For more than two decades, the low rent on Marina Maalouf’s affordable housing unit — an apartment in a blocky development in Los Angeles’ Chinatown — was a saving grace for her family, including a granddaughter who has autism.

But that grace had an expiration date. For Maalouf and her family it arrived in 2020.

The landlord, no longer legally obligated to maintain affordable housing units, hiked rent from $1,100 to $2,660 in 2021 — out of reach for Maalouf and her family. Maalouf’s nights are haunted by fears her yearslong eviction battle will end in sleeping bags on a friend’s floor or worse.

While Americans continue to struggle under unrelentingly high rents, as many as 223,000 affordable housing units like Maalouf’s across the U.S. could be yanked out from under them in the next five years alone.

It leaves low-income tenants caught facing protracted eviction battles, scrambling to pay a two-fold rent increase or more, or shunted back into a housing market where costs can easily eat half a paycheck.

The Low-Income Housing Tax Credit's 30-Year Minimum Will Impact the Availability of Affordable Housing Units

Those affordable housing units were built with the Low-Income Housing Tax Credit, or LIHTC, a federal program established in 1986 that provides tax credits to developers in exchange for keeping rents low. It has pumped out 3.6 million units since then and boasts over half of all federally supported low-income housing nationwide.

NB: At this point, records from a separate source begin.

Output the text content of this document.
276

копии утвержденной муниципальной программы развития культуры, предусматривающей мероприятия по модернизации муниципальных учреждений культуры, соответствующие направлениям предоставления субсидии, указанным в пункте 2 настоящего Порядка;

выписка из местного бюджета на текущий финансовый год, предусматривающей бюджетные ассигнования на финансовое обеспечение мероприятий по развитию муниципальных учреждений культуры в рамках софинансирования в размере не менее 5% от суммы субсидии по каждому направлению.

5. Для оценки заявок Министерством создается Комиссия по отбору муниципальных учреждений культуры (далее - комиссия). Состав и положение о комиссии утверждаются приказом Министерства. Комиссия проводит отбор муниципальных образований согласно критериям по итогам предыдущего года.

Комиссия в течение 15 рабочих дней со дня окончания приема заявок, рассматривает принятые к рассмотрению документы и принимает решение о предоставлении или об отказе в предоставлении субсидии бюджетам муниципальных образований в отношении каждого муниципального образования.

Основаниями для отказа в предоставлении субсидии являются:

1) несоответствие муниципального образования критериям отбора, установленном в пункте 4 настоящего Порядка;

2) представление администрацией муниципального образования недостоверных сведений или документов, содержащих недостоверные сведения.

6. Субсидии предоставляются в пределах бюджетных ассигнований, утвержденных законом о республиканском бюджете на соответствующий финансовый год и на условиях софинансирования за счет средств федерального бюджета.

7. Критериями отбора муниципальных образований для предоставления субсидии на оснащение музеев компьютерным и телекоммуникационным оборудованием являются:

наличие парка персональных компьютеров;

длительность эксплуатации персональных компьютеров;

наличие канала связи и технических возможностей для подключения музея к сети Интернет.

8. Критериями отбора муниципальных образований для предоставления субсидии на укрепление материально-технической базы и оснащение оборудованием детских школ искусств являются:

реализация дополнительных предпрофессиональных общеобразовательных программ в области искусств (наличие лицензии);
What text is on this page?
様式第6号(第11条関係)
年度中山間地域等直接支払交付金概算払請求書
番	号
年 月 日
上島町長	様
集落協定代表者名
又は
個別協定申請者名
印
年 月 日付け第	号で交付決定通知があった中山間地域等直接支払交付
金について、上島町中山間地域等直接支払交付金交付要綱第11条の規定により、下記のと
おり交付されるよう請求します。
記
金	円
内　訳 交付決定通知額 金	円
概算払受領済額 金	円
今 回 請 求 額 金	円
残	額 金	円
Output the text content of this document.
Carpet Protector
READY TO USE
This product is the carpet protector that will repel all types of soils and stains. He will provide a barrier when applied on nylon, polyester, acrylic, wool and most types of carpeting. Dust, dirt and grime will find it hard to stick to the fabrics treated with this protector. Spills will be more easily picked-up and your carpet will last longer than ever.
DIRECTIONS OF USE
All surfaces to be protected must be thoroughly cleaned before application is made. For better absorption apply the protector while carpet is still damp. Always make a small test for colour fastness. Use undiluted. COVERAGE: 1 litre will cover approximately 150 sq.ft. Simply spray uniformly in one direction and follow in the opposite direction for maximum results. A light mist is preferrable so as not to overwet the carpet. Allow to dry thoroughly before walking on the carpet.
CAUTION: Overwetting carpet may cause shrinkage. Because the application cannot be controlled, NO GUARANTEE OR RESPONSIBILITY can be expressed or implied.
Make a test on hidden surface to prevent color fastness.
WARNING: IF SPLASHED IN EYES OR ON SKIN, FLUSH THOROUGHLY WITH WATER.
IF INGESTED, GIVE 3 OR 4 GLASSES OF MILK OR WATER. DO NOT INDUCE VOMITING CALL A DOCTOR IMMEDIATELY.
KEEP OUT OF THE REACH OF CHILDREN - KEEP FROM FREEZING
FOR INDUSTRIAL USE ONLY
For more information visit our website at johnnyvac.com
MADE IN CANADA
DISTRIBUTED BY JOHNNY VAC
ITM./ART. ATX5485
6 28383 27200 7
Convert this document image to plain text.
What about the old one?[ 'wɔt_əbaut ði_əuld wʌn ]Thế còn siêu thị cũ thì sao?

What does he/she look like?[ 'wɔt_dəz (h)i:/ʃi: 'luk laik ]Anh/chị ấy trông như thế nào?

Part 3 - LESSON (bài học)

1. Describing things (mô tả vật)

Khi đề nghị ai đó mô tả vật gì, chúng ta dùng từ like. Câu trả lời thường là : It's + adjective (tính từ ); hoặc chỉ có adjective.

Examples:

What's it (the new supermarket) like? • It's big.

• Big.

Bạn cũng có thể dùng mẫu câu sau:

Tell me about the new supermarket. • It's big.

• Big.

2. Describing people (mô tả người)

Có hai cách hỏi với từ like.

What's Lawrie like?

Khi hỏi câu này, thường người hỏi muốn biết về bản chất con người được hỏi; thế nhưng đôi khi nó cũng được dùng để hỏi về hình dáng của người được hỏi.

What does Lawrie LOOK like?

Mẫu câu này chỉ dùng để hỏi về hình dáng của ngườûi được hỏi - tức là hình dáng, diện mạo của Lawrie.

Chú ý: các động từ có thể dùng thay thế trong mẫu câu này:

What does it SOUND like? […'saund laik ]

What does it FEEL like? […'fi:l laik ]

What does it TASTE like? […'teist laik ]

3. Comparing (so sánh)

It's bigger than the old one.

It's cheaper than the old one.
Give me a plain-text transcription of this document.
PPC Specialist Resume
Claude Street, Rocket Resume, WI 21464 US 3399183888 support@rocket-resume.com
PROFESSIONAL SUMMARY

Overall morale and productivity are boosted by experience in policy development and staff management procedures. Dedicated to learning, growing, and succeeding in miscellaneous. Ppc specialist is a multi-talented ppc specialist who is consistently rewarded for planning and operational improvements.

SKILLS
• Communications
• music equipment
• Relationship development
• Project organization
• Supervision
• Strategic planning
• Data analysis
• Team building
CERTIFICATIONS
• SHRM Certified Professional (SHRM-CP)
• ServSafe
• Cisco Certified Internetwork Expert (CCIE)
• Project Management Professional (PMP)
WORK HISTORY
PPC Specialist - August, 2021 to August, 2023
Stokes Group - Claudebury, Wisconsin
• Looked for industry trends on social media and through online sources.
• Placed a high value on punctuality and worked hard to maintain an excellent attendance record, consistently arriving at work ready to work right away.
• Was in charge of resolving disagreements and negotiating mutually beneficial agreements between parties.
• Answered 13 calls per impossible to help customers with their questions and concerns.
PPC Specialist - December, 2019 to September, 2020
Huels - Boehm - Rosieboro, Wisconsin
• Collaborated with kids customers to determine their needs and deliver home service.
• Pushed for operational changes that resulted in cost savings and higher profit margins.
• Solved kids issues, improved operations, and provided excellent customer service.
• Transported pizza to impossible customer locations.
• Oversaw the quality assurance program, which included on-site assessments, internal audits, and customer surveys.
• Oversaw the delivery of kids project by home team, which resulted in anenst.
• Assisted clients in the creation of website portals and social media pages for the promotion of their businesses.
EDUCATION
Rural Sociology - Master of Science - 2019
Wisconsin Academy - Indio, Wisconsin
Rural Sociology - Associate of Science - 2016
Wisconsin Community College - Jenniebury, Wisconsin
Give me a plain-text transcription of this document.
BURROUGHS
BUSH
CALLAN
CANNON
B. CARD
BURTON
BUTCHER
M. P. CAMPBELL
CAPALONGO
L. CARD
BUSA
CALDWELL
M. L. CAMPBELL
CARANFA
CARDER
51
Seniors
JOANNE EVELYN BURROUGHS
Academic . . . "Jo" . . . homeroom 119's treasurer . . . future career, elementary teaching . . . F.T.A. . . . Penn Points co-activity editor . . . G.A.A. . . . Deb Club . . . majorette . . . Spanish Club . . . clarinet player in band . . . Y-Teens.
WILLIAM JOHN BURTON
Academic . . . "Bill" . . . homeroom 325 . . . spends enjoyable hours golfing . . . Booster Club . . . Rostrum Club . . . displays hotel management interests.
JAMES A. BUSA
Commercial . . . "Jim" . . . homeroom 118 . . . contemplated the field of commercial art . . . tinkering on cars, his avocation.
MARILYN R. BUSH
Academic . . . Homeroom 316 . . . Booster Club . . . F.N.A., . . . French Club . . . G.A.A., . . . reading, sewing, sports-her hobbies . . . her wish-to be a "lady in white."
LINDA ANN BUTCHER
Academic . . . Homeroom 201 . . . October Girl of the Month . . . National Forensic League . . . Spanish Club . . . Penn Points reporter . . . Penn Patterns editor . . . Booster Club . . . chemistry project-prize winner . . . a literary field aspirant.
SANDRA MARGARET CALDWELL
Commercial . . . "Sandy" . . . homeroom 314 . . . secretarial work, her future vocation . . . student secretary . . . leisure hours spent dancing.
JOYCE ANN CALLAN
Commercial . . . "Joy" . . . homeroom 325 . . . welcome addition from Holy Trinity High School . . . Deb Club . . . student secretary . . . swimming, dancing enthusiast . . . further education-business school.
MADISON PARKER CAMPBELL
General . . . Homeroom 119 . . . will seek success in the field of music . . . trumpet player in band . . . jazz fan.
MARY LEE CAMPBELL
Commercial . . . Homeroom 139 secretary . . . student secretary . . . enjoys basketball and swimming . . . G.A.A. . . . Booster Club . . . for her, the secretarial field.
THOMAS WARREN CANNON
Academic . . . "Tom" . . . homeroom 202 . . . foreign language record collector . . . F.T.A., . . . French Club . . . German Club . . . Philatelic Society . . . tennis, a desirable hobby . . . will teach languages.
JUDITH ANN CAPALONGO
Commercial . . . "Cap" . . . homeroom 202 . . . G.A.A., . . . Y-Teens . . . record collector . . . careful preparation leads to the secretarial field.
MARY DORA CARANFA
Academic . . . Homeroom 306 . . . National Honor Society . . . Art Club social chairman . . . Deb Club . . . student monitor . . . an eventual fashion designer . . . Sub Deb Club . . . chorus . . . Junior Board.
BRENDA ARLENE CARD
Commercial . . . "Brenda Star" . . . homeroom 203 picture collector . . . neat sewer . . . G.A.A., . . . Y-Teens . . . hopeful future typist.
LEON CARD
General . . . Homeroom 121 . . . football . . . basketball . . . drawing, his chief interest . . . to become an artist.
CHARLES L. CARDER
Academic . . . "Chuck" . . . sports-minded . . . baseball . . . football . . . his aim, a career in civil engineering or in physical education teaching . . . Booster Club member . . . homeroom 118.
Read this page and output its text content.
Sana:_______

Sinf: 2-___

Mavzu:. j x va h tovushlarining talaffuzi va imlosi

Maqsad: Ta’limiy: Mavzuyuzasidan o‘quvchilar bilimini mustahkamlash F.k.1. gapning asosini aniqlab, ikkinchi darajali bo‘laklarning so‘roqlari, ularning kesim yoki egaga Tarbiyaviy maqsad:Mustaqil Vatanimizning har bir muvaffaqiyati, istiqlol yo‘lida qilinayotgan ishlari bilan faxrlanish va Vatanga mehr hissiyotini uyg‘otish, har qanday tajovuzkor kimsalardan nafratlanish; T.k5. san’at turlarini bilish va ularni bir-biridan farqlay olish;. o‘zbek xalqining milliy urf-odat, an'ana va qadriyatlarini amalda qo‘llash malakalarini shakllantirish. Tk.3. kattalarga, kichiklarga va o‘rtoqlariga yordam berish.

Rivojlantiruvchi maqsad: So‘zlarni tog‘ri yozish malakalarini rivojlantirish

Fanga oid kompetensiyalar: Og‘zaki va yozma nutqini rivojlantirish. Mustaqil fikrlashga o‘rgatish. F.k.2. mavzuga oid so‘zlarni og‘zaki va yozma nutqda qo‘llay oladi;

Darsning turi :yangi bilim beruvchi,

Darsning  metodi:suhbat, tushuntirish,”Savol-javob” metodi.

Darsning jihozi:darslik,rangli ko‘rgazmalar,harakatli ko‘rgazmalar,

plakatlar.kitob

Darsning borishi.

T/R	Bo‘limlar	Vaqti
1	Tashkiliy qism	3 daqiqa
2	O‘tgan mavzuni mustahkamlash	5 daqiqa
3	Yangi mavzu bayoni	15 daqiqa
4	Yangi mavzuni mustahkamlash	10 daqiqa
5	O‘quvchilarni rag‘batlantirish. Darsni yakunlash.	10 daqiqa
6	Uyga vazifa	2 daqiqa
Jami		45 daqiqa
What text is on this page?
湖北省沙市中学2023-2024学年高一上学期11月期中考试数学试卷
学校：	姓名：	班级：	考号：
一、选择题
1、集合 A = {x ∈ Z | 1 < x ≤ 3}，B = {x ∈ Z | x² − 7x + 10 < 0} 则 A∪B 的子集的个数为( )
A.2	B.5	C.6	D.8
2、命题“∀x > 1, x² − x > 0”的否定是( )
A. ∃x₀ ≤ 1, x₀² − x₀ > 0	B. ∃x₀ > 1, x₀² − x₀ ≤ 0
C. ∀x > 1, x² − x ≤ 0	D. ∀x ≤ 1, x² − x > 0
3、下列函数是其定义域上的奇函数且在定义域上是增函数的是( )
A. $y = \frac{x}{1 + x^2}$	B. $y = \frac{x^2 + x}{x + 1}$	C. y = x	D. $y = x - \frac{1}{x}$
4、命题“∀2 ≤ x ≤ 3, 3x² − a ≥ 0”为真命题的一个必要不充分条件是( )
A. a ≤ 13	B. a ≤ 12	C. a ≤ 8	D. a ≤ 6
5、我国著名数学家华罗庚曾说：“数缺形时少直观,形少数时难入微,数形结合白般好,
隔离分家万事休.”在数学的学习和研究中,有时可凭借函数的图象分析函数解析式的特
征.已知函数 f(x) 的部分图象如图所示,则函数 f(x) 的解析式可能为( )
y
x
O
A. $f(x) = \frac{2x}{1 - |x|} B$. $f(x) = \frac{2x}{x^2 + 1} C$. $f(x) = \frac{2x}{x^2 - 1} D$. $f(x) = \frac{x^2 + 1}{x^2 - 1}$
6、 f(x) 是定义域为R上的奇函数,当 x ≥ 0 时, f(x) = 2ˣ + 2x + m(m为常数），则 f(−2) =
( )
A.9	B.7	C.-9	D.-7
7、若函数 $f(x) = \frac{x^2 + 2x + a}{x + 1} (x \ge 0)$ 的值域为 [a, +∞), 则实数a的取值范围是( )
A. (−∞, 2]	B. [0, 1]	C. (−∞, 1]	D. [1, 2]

“It’s the lifeblood of affordable housing development,” said Brian Rossbert, who runs Housing Colorado, an organization advocating for affordable housing units.

That lifeblood isn’t strictly red or blue. By combining social benefits with tax breaks and private ownership, LIHTC has enjoyed bipartisan support to develop more affordable housing units. Its expansion is now central to Democratic presidential candidate Kamala Harris’ housing plan to build 3 million new homes.

The catch? The units typically only need to be kept affordable for a minimum of 30 years. For the wave of LIHTC construction in the 1990s, those deadlines are arriving now, threatening to hemorrhage affordable housing supply when Americans need it most.